Societies continually evolve and change because they each contain some people who are naturally curious. These curious people constantly imagine and test new ideas and new ways of doing things like getting food, raising kids, fighting off invaders, healing the sick—any of the things the society must do in order to carry on. Often, other subgroups in society view any new idea or way of doing things as threatening to their most deeply held beliefs. If the adherents of the new idea keep demonstrating that their idea works and that the more intransigent group’s old ways are obsolete, then the larger society will usually marginalize the less effectual members and their ideas. In this way, a society mirrors what an individual does when he finds a better way of growing corn or teaching kids or easing Papa’s arthritic pain. In this way, we adapt—as individuals, but more profoundly, as societies—to new lands and markets and to new technologies such as vaccinations, cars, televisions, computers, and so on. Farmers, teachers, and healers who cling to obsolete methods are simply passed by, eventually even by their own grand-kids.

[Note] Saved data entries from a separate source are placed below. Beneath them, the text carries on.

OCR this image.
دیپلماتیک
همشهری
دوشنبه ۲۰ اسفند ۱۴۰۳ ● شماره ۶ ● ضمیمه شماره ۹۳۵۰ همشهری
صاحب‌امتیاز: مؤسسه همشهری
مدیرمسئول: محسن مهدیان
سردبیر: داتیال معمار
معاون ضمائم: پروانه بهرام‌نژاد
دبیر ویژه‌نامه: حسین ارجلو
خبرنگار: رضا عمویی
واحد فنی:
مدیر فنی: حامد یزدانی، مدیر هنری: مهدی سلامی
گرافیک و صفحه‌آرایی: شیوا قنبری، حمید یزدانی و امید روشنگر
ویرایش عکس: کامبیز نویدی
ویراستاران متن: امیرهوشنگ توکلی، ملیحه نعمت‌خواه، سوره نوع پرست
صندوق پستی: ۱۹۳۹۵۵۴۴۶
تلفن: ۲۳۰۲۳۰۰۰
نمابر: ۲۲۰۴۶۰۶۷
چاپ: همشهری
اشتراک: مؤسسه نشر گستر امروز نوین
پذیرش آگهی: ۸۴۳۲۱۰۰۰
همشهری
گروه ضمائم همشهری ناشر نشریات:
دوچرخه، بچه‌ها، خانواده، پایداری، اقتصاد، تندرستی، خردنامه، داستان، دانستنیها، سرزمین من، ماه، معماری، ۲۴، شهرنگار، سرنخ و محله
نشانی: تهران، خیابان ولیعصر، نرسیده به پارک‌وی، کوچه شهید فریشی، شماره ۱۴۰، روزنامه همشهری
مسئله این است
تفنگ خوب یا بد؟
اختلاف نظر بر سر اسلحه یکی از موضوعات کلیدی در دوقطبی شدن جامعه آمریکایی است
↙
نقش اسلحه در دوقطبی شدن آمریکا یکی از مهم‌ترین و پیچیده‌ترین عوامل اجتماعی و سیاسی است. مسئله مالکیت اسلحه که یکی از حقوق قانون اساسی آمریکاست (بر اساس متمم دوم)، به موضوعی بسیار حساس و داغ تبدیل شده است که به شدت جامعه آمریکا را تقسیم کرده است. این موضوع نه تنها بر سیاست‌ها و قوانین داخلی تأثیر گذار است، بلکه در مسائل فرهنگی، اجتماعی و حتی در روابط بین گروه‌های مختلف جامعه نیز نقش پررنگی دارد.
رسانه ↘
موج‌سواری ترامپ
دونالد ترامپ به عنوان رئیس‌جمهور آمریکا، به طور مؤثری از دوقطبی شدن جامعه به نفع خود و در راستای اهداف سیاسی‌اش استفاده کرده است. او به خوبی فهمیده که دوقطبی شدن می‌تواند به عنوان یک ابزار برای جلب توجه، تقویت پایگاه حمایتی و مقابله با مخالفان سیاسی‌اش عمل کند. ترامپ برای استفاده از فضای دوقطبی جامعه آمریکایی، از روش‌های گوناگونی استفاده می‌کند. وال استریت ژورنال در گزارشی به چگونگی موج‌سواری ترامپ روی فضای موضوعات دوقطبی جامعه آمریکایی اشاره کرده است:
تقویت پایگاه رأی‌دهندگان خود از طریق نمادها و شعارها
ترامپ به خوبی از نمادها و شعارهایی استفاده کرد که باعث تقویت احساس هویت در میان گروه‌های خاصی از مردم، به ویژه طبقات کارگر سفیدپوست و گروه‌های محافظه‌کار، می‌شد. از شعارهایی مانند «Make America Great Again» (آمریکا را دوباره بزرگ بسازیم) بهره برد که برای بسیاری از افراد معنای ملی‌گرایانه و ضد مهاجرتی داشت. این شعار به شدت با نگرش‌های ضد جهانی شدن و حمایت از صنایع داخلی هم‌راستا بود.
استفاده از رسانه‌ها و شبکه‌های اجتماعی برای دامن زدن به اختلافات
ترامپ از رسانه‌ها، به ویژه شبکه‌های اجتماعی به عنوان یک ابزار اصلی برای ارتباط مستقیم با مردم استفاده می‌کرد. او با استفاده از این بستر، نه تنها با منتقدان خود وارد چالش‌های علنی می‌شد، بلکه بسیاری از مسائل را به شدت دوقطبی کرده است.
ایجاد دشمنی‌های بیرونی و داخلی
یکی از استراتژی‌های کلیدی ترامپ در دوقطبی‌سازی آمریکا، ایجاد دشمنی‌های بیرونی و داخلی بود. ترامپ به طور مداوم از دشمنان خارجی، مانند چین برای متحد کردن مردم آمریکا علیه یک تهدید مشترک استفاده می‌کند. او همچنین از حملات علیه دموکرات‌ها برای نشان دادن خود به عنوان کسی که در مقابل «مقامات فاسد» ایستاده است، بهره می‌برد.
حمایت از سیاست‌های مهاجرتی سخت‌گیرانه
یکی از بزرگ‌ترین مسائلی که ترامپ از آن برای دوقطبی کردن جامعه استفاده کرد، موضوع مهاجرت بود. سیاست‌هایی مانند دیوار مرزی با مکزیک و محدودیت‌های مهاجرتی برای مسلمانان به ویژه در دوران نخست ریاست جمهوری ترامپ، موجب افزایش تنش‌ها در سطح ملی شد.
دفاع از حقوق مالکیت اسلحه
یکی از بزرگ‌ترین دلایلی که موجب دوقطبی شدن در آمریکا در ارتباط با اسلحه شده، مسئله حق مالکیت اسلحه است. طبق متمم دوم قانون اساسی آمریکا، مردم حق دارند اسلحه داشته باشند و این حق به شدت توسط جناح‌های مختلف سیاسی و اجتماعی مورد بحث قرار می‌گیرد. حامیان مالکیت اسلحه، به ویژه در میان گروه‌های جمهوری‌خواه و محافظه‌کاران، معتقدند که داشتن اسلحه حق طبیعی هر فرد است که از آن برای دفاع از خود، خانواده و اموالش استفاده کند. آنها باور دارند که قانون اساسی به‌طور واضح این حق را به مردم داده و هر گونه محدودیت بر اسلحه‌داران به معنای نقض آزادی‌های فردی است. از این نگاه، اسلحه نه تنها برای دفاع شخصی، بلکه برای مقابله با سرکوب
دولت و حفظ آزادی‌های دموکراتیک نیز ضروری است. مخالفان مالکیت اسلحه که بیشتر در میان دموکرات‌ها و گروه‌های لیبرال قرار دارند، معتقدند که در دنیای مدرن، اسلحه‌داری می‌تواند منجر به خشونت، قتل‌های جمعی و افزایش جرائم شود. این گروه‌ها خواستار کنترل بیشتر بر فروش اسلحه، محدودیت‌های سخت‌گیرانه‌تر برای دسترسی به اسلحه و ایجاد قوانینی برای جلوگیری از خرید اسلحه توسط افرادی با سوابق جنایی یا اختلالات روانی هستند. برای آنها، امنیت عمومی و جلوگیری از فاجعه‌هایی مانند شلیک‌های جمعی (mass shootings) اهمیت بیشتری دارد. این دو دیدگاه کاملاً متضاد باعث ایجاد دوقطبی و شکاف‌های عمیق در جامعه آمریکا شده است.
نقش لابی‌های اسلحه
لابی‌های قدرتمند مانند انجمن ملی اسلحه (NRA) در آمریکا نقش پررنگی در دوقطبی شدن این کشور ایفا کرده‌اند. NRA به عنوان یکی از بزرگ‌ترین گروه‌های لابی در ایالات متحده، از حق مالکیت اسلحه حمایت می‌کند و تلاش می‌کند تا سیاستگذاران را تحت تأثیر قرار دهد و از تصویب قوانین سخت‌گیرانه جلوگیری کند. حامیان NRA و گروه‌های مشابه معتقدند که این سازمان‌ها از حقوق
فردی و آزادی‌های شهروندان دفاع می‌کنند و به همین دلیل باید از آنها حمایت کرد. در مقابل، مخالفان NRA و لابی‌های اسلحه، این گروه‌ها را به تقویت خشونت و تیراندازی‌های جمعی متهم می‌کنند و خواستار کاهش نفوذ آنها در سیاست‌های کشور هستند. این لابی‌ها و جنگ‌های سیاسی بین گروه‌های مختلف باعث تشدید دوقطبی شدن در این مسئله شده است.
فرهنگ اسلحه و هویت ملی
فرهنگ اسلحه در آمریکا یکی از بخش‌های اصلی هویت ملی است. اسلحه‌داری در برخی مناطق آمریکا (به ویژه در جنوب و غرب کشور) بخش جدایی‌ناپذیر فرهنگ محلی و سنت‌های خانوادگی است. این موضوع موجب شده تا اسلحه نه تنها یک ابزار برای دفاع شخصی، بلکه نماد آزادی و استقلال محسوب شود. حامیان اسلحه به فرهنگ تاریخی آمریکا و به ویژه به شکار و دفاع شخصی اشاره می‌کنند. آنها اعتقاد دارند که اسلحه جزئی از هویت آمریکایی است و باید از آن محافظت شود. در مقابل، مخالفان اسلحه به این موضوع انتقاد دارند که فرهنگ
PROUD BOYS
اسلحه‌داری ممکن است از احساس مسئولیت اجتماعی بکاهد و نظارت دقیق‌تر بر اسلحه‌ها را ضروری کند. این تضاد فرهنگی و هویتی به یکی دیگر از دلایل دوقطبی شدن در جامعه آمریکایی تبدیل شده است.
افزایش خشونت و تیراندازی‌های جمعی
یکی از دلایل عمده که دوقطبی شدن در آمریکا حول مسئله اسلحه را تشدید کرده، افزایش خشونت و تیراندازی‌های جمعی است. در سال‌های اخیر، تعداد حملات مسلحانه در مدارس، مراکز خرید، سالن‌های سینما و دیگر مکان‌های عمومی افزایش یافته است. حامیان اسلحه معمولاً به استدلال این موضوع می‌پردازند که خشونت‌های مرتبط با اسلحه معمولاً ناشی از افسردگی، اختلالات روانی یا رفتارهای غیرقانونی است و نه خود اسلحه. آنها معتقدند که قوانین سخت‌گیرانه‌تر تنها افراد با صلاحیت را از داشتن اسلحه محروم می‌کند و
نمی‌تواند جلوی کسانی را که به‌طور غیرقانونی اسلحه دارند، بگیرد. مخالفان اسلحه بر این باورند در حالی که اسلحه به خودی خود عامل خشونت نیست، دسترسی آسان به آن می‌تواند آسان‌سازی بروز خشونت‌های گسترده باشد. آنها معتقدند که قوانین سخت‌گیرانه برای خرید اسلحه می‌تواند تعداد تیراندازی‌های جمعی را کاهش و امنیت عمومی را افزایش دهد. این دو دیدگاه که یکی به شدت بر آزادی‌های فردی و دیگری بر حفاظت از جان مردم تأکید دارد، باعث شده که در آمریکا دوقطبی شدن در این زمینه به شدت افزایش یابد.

But then there are the more disturbing cases, the ones that caused me to write nearly always above. Sometimes large minorities or even majorities of citizens hang on to obsolete concepts and ways.

The Bayesian model of human thinking works well, most of the time, to explain how individuals form and evolve their basic idea systems. Most of the time, it also can explain how a whole community, tribe, or nation can grow and change its sets of beliefs, thinking styles, customs, and practices. But can it account for the times when majorities in a society do not embrace a new way in spite of the Bayesian calculations showing the idea is sound and useful? In short, can the Bayesian model explain the dark side of tribalism?
                    

   

                        Nazi party rally, 1934. Tribalism at its worst (credit: Wikimedia Commons)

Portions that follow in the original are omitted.